I confess that I'm taking Rozen's loss a little personally. When I'm at the Toronto Film Festival each fall, it's Rozen who has often dragged me along to a wonderful obscure foreign film, demonstrated how real New Yorkers hail taxis and introduced me to a host of great local ethnic restaurants. If nothing else, I'll always remember that she was the person who introduced me to the legendary Rex Reed. So when she told me she was getting out of the film critic game, I asked her to put it all in perspective. Why leave now? Here's what she had to say:
PG: Why are you leaving?
LR: I’m leaving because I can. Time Inc. is offering is a very attractive buyout package, I’ve saved money off the top of every paycheck since I was 22, and my financial advisor gave me permission to make the big leap. More to the point, I’m leaving because 13 years of reviewing movies full time (and another five years part time) is enough. Been there, done that. I want to get out while I still love movies. I remember reading Pauline Kael in the New Yorker in her last years and, even as a young twentysomething, I could tell that she was desperately trying to convince herself that she cared about the movie she was reviewing when she was really bored silly. I don’t want to reach that point. I want to leave before they all look like "Old Dogs" to me.
How does your decision fit into the bigger picture of the slow death of film criticism?
The bigger picture is that movies, at least the big-budget ones put out in mass release by the major studios, aren’t getting any better. Concomitantly, the room to write about them in most publications is getting ever smaller while the glossy pictures accompanying the reviews are growing ever larger. And that’s frustrating. Writers want to write. At length. And don’t even get me started about trying to get in reviews for smaller movies or foreign ones. Being a movie critic is still about the best job around, and there are many, many talented writers out there just looking to break in (though many of them may never have seen "Casablanca" or know who Ernst Lubitsch is). People will continue to have a movie critic; it just won’t be me.
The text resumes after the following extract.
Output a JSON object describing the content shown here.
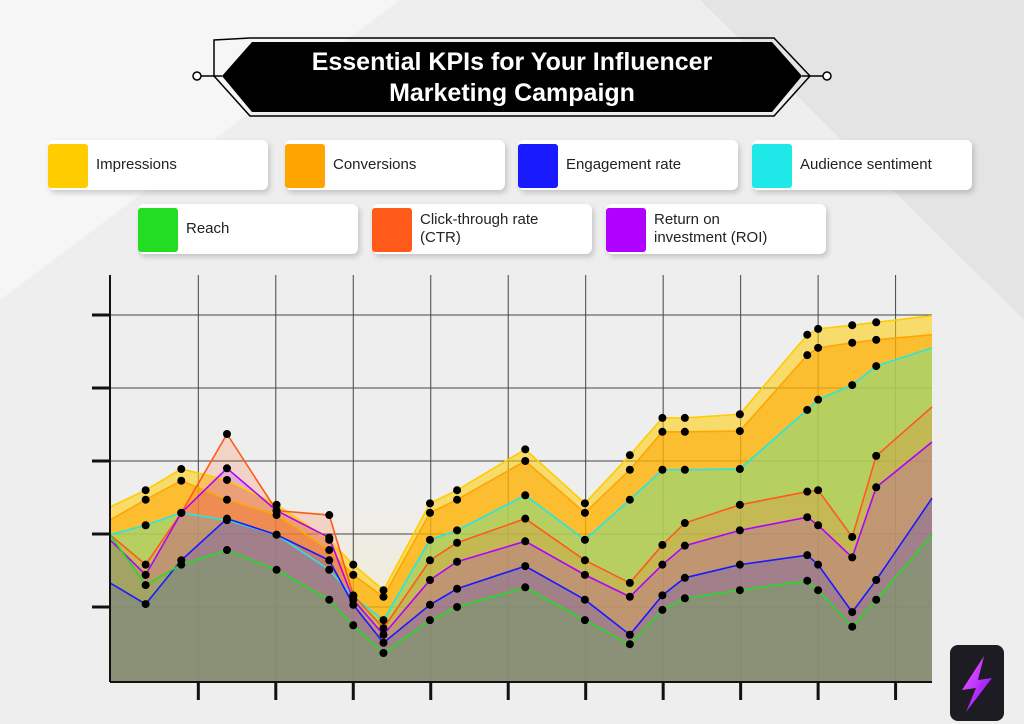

What will you miss the most?
I’ll miss seeing great movies. Every time I see a film I love, like "Precious" or "An Education" or "Crazy Heart," I’m reminded all over why I have, or now I should say "had," the niftiest gig going. To be a critic is to tell people why they should see a particular movie, what makes it great, and to communicate your enthusiasm. What I won’t miss is seeing so many bad and mediocre movies. When you see six to eight movies a week, sometimes more, the odds are good at least half of them never should have seen the light of a screen. Up until now, someone was paying me to sit through them. Henceforth, there’s no way I’m going to pay out of my own pocket to suffer.